Alla convention forzista della Mostra d’Oltremare, dopo la sceneggiata napoletana del Cavaliere che prima si riscopre putiniano poi ritorna amerikano, la “linea” la detta Ronn Moss. Il Ridge di Beautiful che sale sul palco e parla ai resti del popolo azzurro è la perfetta allegoria di un Paese dove ogni tragedia degenera in farsa. Dove l’anziano belloccio della più famosa serie tv dei primi Anni Novanta riflette l’eterna finzione di un establishment politico che persino nei momenti più drammatici si spoglia della responsabilità e della gravitas, preferendo i panni del guitto ai vestiti dello statista.
La guerra è un tormento dell’anima. Questa, più di altre, ci devasta e ci angoscia. Abbiamo domande, abbiamo dubbi, abbiamo paure. Ma ci sono alcuni punti fermi, sui quali tutti dovremmo ormai convenire. L’offensiva criminale di Putin va fermata, tentando di aprire in tutti i modi la via del dialogo. Il negoziato va perseguito attraverso l’attivazione di tutti i canali possibili, facendo valere le ragioni del diritto internazionale e del multilateralismo. E va ribadito anche a costo di distinguere gli interessi di Europa e Stati Uniti, sia pure restando nel solco dell’imprescindibile fedeltà atlantica. Per essere chiari: un conto è se l’obiettivo dell’Occidente è arrivare a una tregua e poi un accordo sostenibile che non sia vissuto come disfatta da una parte o dall’altra, tutt’altro conto è se invece diventa il “regime change” a Mosca. In ogni caso, finora chi ha opposto un colpevole rifiuto alla trattativa è solo il presidente della Federazione russa, per il quale “non è il momento” di parlare di pace, “non è il momento” di cessare il fuoco, “non è il momento” di sedersi al tavolo. Per questo il grido di dolore degli ucraini va ascoltato e la richiesta di aiuto che rilanciano ogni giorno va raccolta. Non tocca a noi chiedergli o imporgli una resa: se esista e quale sia la vittoria lo possono stabilire solo Zelensky e il suo popolo.

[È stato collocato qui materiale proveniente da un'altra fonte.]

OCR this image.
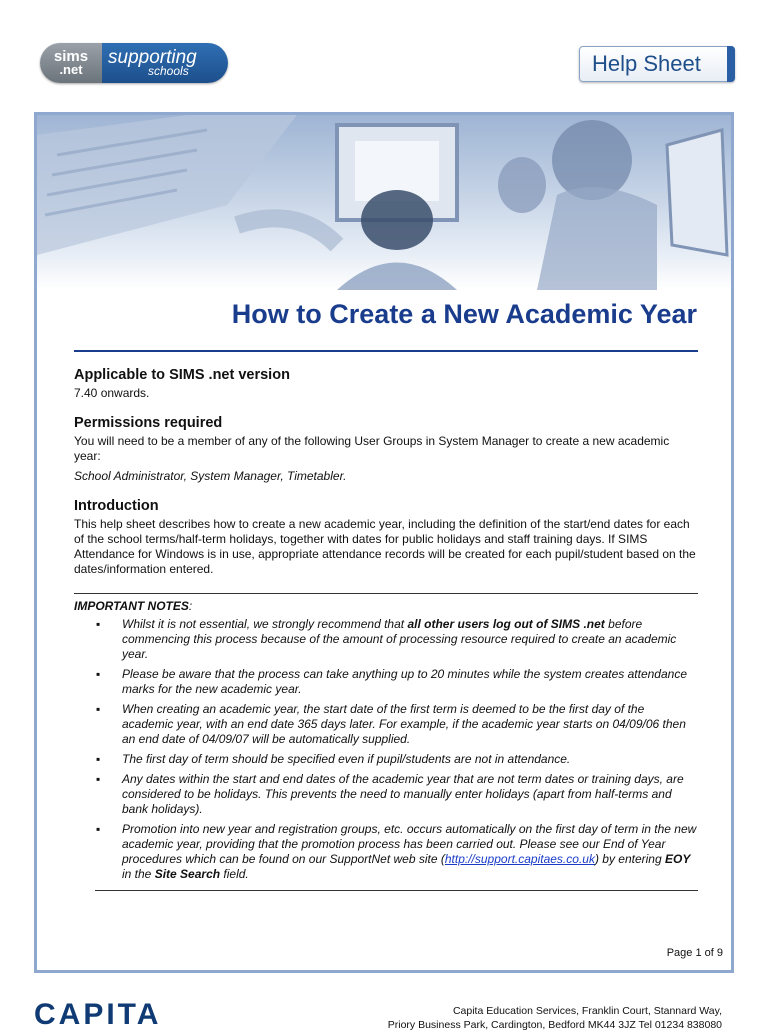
sims
.net
supporting
schools	Help Sheet
How to Create a New Academic Year
Applicable to SIMS .net version

7.40 onwards.

Permissions required

You will need to be a member of any of the following User Groups in System Manager to create a new academic year:

School Administrator, System Manager, Timetabler.

Introduction

This help sheet describes how to create a new academic year, including the definition of the start/end dates for each of the school terms/half-term holidays, together with dates for public holidays and staff training days. If SIMS Attendance for Windows is in use, appropriate attendance records will be created for each pupil/student based on the dates/information entered.

IMPORTANT NOTES:
▪ Whilst it is not essential, we strongly recommend that all other users log out of SIMS .net before commencing this process because of the amount of processing resource required to create an academic year.
▪ Please be aware that the process can take anything up to 20 minutes while the system creates attendance marks for the new academic year.
▪ When creating an academic year, the start date of the first term is deemed to be the first day of the academic year, with an end date 365 days later. For example, if the academic year starts on 04/09/06 then an end date of 04/09/07 will be automatically supplied.
▪ The first day of term should be specified even if pupil/students are not in attendance.
▪ Any dates within the start and end dates of the academic year that are not term dates or training days, are considered to be holidays. This prevents the need to manually enter holidays (apart from half-terms and bank holidays).
▪ Promotion into new year and registration groups, etc. occurs automatically on the first day of term in the new academic year, providing that the promotion process has been carried out. Please see our End of Year procedures which can be found on our SupportNet web site (http://support.capitaes.co.uk) by entering EOY in the Site Search field.
Page 1 of 9
CAPITA	Capita Education Services, Franklin Court, Stannard Way,
Priory Business Park, Cardington, Bedford MK44 3JZ Tel 01234 838080
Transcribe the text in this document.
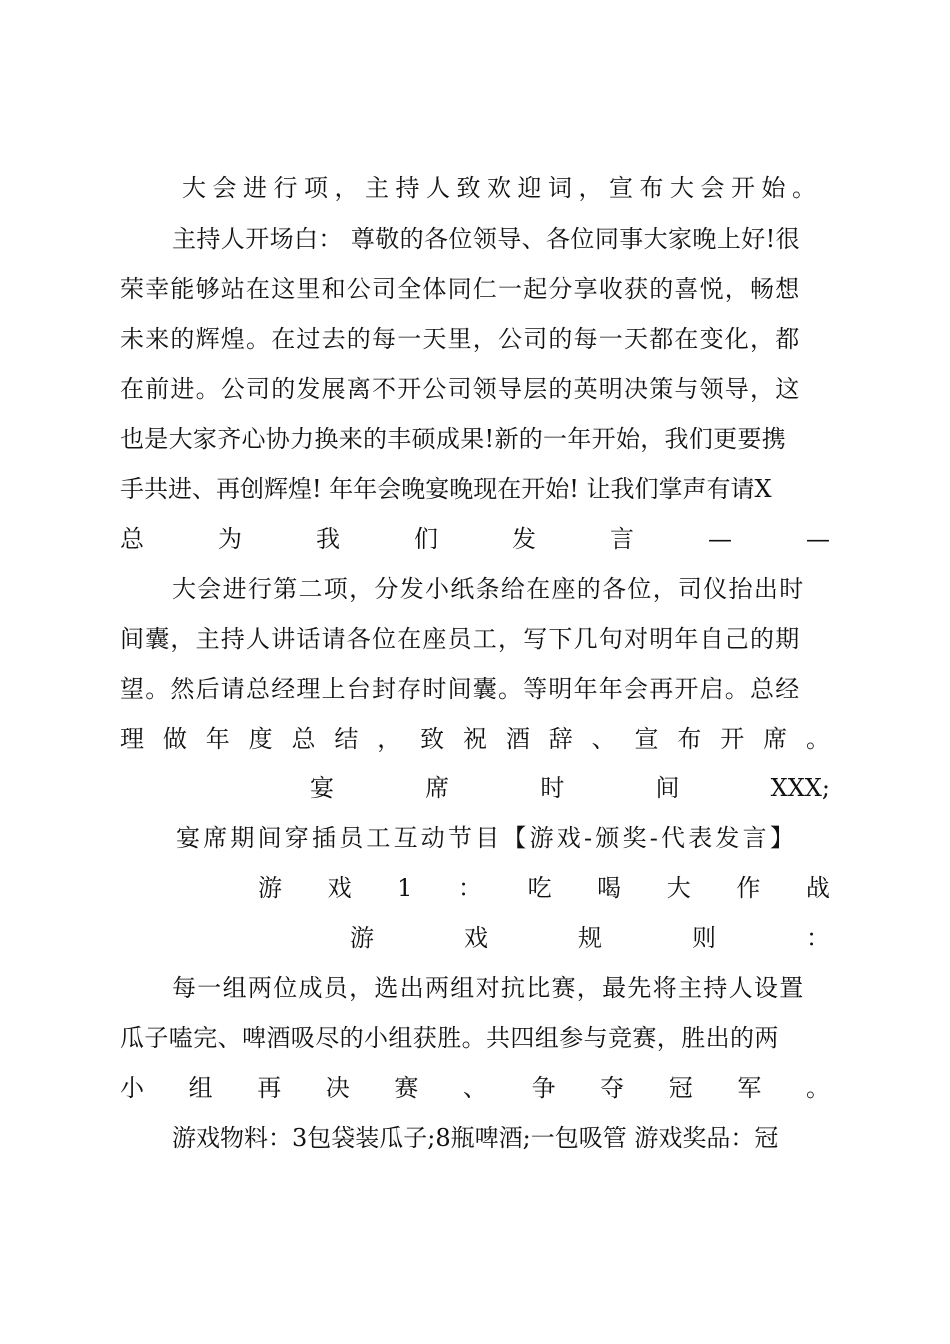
大会进行项，主持人致欢迎词，宣布大会开始。
主持人开场白： 尊敬的各位领导、各位同事大家晚上好!很
荣幸能够站在这里和公司全体同仁一起分享收获的喜悦，畅想
未来的辉煌。在过去的每一天里，公司的每一天都在变化，都
在前进。公司的发展离不开公司领导层的英明决策与领导，这
也是大家齐心协力换来的丰硕成果!新的一年开始，我们更要携
手共进、再创辉煌! 年年会晚宴晚现在开始! 让我们掌声有请X
总	为	我	们	发	言	—	—
大会进行第二项，分发小纸条给在座的各位，司仪抬出时
间囊，主持人讲话请各位在座员工，写下几句对明年自己的期
望。然后请总经理上台封存时间囊。等明年年会再开启。总经
理 做 年 度 总 结 ， 致 祝 酒 辞 、 宣 布 开 席 。
宴	席	时	间	XXX;
宴席期间穿插员工互动节目【游戏-颁奖-代表发言】
游 戏 1 ： 吃 喝 大 作 战
游	戏	规	则	：
每一组两位成员，选出两组对抗比赛，最先将主持人设置
瓜子嗑完、啤酒吸尽的小组获胜。共四组参与竞赛，胜出的两
小 组 再 决 赛 、 争 夺 冠 军 。
游戏物料：3包袋装瓜子;8瓶啤酒;一包吸管 游戏奖品：冠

Una piattaforma ragionevole e condivisibile, per una nazione che non può certo determinare i destini del pianeta, perché non ha né la forza né lo standing per farlo, ma che ha almeno coscienza di sé e del suo ruolo, in Europa e nel mondo. Mario Draghi questa piattaforma l’ha costruita e rappresentata dignitosamente, prima nella sua visita a Washington e poi nella sua informativa al Parlamento. Alla Casa Bianca e al Congresso ha ottenuto ascolto e rispetto. A Montecitorio e Palazzo Madama ha incassato vacui consensi. Una sorta di tiepida, quasi accidiosa “non-sfiducia” di buona parte di deputati e senatori. Nelle aule parlamentari, dove pure si esige giustamente una presenza più assidua del presidente del Consiglio, il dibattito è stato assai fiacco. Fuori, dove i leader vagano liberi e irresponsabili a caccia dei rispettivi elettorati perduti, il discorso della politica è quasi imbarazzante.